Filosofía


Escolástica franciscana


TEMA 6

SANTO TOMÁS. LA ESCOLÁSTICA FRANCISCANA

I. SANTO TOMÁS DE AQUINO (1225-1274)

1. Autonomía del orden intelectual dentro del orden sobrenatural

Antes de Santo Tomás la sociedad civil era considerada como una parte de la comunidad cristiana -la Cristiandad- por lo que la ordenación de la vida terrena, capitaneada por el emperador, quedaba supeditada al orden de la vida espiritual, regido por el Pontificado; la justicia natural estaba subsumida en la justicia sobrenatural.

Tal estado de opinión llevó a una indiferencia por los valores de orden natural, especialmente de la razón, lo cual impulsó una corriente de pensamiento que propugnaba la autonomía racional moral, y si bien no negaba la fuente de la Revelación como fundamento cierto del comportamiento humano, pug­naba por ensalzar las funciones propias de la razón humana.

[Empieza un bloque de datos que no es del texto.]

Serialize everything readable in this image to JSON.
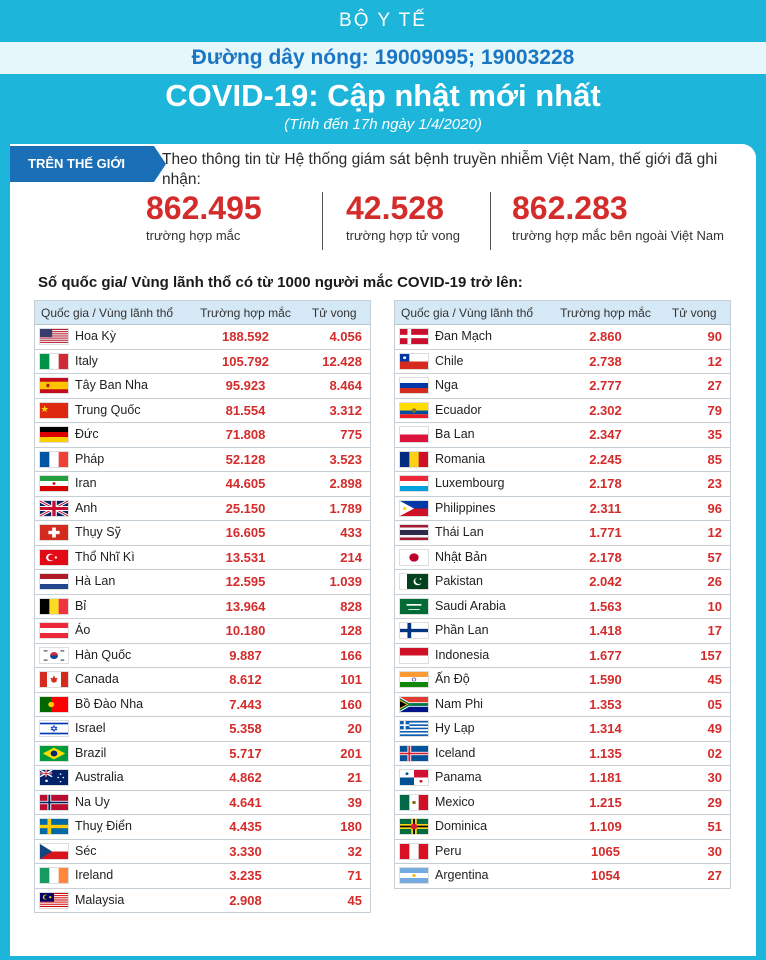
{
  "header": {
    "org": "BỘ Y TẾ",
    "hotline": "Đường dây nóng: 19009095; 19003228",
    "title": "COVID-19: Cập nhật mới nhất",
    "subtitle": "(Tính đến 17h ngày 1/4/2020)"
  },
  "world": {
    "tab_label": "TRÊN THẾ GIỚI",
    "intro": "Theo thông tin từ Hệ thống giám sát bệnh truyền nhiễm Việt Nam, thế giới đã ghi nhận:",
    "stats": [
      {
        "value": "862.495",
        "label": "trường hợp mắc"
      },
      {
        "value": "42.528",
        "label": "trường hợp tử vong"
      },
      {
        "value": "862.283",
        "label": "trường hợp  mắc bên ngoài Việt Nam"
      }
    ]
  },
  "section_heading": "Số quốc gia/ Vùng lãnh thổ có từ 1000 người  mắc COVID-19 trở lên:",
  "columns": {
    "country": "Quốc gia / Vùng lãnh thổ",
    "cases": "Trường hợp mắc",
    "deaths": "Tử vong"
  },
  "countries_left": [
    {
      "name": "Hoa Kỳ",
      "cases": "188.592",
      "deaths": "4.056",
      "flag": "us-flag-icon"
    },
    {
      "name": "Italy",
      "cases": "105.792",
      "deaths": "12.428",
      "flag": "italy-flag-icon"
    },
    {
      "name": "Tây Ban Nha",
      "cases": "95.923",
      "deaths": "8.464",
      "flag": "spain-flag-icon"
    },
    {
      "name": "Trung Quốc",
      "cases": "81.554",
      "deaths": "3.312",
      "flag": "china-flag-icon"
    },
    {
      "name": "Đức",
      "cases": "71.808",
      "deaths": "775",
      "flag": "germany-flag-icon"
    },
    {
      "name": "Pháp",
      "cases": "52.128",
      "deaths": "3.523",
      "flag": "france-flag-icon"
    },
    {
      "name": "Iran",
      "cases": "44.605",
      "deaths": "2.898",
      "flag": "iran-flag-icon"
    },
    {
      "name": "Anh",
      "cases": "25.150",
      "deaths": "1.789",
      "flag": "uk-flag-icon"
    },
    {
      "name": "Thụy Sỹ",
      "cases": "16.605",
      "deaths": "433",
      "flag": "switzerland-flag-icon"
    },
    {
      "name": "Thổ Nhĩ Kì",
      "cases": "13.531",
      "deaths": "214",
      "flag": "turkey-flag-icon"
    },
    {
      "name": "Hà Lan",
      "cases": "12.595",
      "deaths": "1.039",
      "flag": "netherlands-flag-icon"
    },
    {
      "name": "Bỉ",
      "cases": "13.964",
      "deaths": "828",
      "flag": "belgium-flag-icon"
    },
    {
      "name": "Áo",
      "cases": "10.180",
      "deaths": "128",
      "flag": "austria-flag-icon"
    },
    {
      "name": "Hàn Quốc",
      "cases": "9.887",
      "deaths": "166",
      "flag": "south-korea-flag-icon"
    },
    {
      "name": "Canada",
      "cases": "8.612",
      "deaths": "101",
      "flag": "canada-flag-icon"
    },
    {
      "name": "Bồ Đào Nha",
      "cases": "7.443",
      "deaths": "160",
      "flag": "portugal-flag-icon"
    },
    {
      "name": "Israel",
      "cases": "5.358",
      "deaths": "20",
      "flag": "israel-flag-icon"
    },
    {
      "name": "Brazil",
      "cases": "5.717",
      "deaths": "201",
      "flag": "brazil-flag-icon"
    },
    {
      "name": "Australia",
      "cases": "4.862",
      "deaths": "21",
      "flag": "australia-flag-icon"
    },
    {
      "name": "Na Uy",
      "cases": "4.641",
      "deaths": "39",
      "flag": "norway-flag-icon"
    },
    {
      "name": "Thuỵ Điển",
      "cases": "4.435",
      "deaths": "180",
      "flag": "sweden-flag-icon"
    },
    {
      "name": "Séc",
      "cases": "3.330",
      "deaths": "32",
      "flag": "czech-flag-icon"
    },
    {
      "name": "Ireland",
      "cases": "3.235",
      "deaths": "71",
      "flag": "ireland-flag-icon"
    },
    {
      "name": "Malaysia",
      "cases": "2.908",
      "deaths": "45",
      "flag": "malaysia-flag-icon"
    }
  ],
  "countries_right": [
    {
      "name": "Đan Mạch",
      "cases": "2.860",
      "deaths": "90",
      "flag": "denmark-flag-icon"
    },
    {
      "name": "Chile",
      "cases": "2.738",
      "deaths": "12",
      "flag": "chile-flag-icon"
    },
    {
      "name": "Nga",
      "cases": "2.777",
      "deaths": "27",
      "flag": "russia-flag-icon"
    },
    {
      "name": "Ecuador",
      "cases": "2.302",
      "deaths": "79",
      "flag": "ecuador-flag-icon"
    },
    {
      "name": "Ba Lan",
      "cases": "2.347",
      "deaths": "35",
      "flag": "poland-flag-icon"
    },
    {
      "name": "Romania",
      "cases": "2.245",
      "deaths": "85",
      "flag": "romania-flag-icon"
    },
    {
      "name": "Luxembourg",
      "cases": "2.178",
      "deaths": "23",
      "flag": "luxembourg-flag-icon"
    },
    {
      "name": "Philippines",
      "cases": "2.311",
      "deaths": "96",
      "flag": "philippines-flag-icon"
    },
    {
      "name": "Thái Lan",
      "cases": "1.771",
      "deaths": "12",
      "flag": "thailand-flag-icon"
    },
    {
      "name": "Nhật Bản",
      "cases": "2.178",
      "deaths": "57",
      "flag": "japan-flag-icon"
    },
    {
      "name": "Pakistan",
      "cases": "2.042",
      "deaths": "26",
      "flag": "pakistan-flag-icon"
    },
    {
      "name": "Saudi Arabia",
      "cases": "1.563",
      "deaths": "10",
      "flag": "saudi-arabia-flag-icon"
    },
    {
      "name": "Phần Lan",
      "cases": "1.418",
      "deaths": "17",
      "flag": "finland-flag-icon"
    },
    {
      "name": "Indonesia",
      "cases": "1.677",
      "deaths": "157",
      "flag": "indonesia-flag-icon"
    },
    {
      "name": "Ấn Độ",
      "cases": "1.590",
      "deaths": "45",
      "flag": "india-flag-icon"
    },
    {
      "name": "Nam Phi",
      "cases": "1.353",
      "deaths": "05",
      "flag": "south-africa-flag-icon"
    },
    {
      "name": "Hy Lạp",
      "cases": "1.314",
      "deaths": "49",
      "flag": "greece-flag-icon"
    },
    {
      "name": "Iceland",
      "cases": "1.135",
      "deaths": "02",
      "flag": "iceland-flag-icon"
    },
    {
      "name": "Panama",
      "cases": "1.181",
      "deaths": "30",
      "flag": "panama-flag-icon"
    },
    {
      "name": "Mexico",
      "cases": "1.215",
      "deaths": "29",
      "flag": "mexico-flag-icon"
    },
    {
      "name": "Dominica",
      "cases": "1.109",
      "deaths": "51",
      "flag": "dominica-flag-icon"
    },
    {
      "name": "Peru",
      "cases": "1065",
      "deaths": "30",
      "flag": "peru-flag-icon"
    },
    {
      "name": "Argentina",
      "cases": "1054",
      "deaths": "27",
      "flag": "argentina-flag-icon"
    }
  ],
  "colors": {
    "background": "#1db5d9",
    "header_blue": "#1a76c2",
    "accent_red": "#d42b2b",
    "tab_blue": "#1a6fb6",
    "table_header": "#d5e8f5"
  }
}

A tal empeño contribuyó en gran manera el conocimien­to de las obras de Aristóteles que Santo Tomás asimiló personalmente.

El orden sobrenatural, la Revelación no destruye ni anula la natura­leza humana ni la razón -decía Santo Tomás-; al contrario, la perfec­ciona porque la naturaleza humana, que no quedó corrupta por el pecado original aunque sí debilitada, requiere sus propias exi­gencias, que pueden ser conocidas y ordenadas por la razón. La Revelación proporciona a la razón un conocimiento no erróneo de las verdades estrictamente teológicas que ésta acepta por medio de la fe, pero ello no excluye la posibilidad y la necesidad del raciocinio y de la reflexión filosófica para la búsqueda de otras verdades. La razón puede por sí mis­ma descubrir estas verdades filosóficas no reveladas. Es más, la razón está capa­citada para establecer los presupuestos de la fe, esclarecer sus verdades y deshacer las objeciones contra ella.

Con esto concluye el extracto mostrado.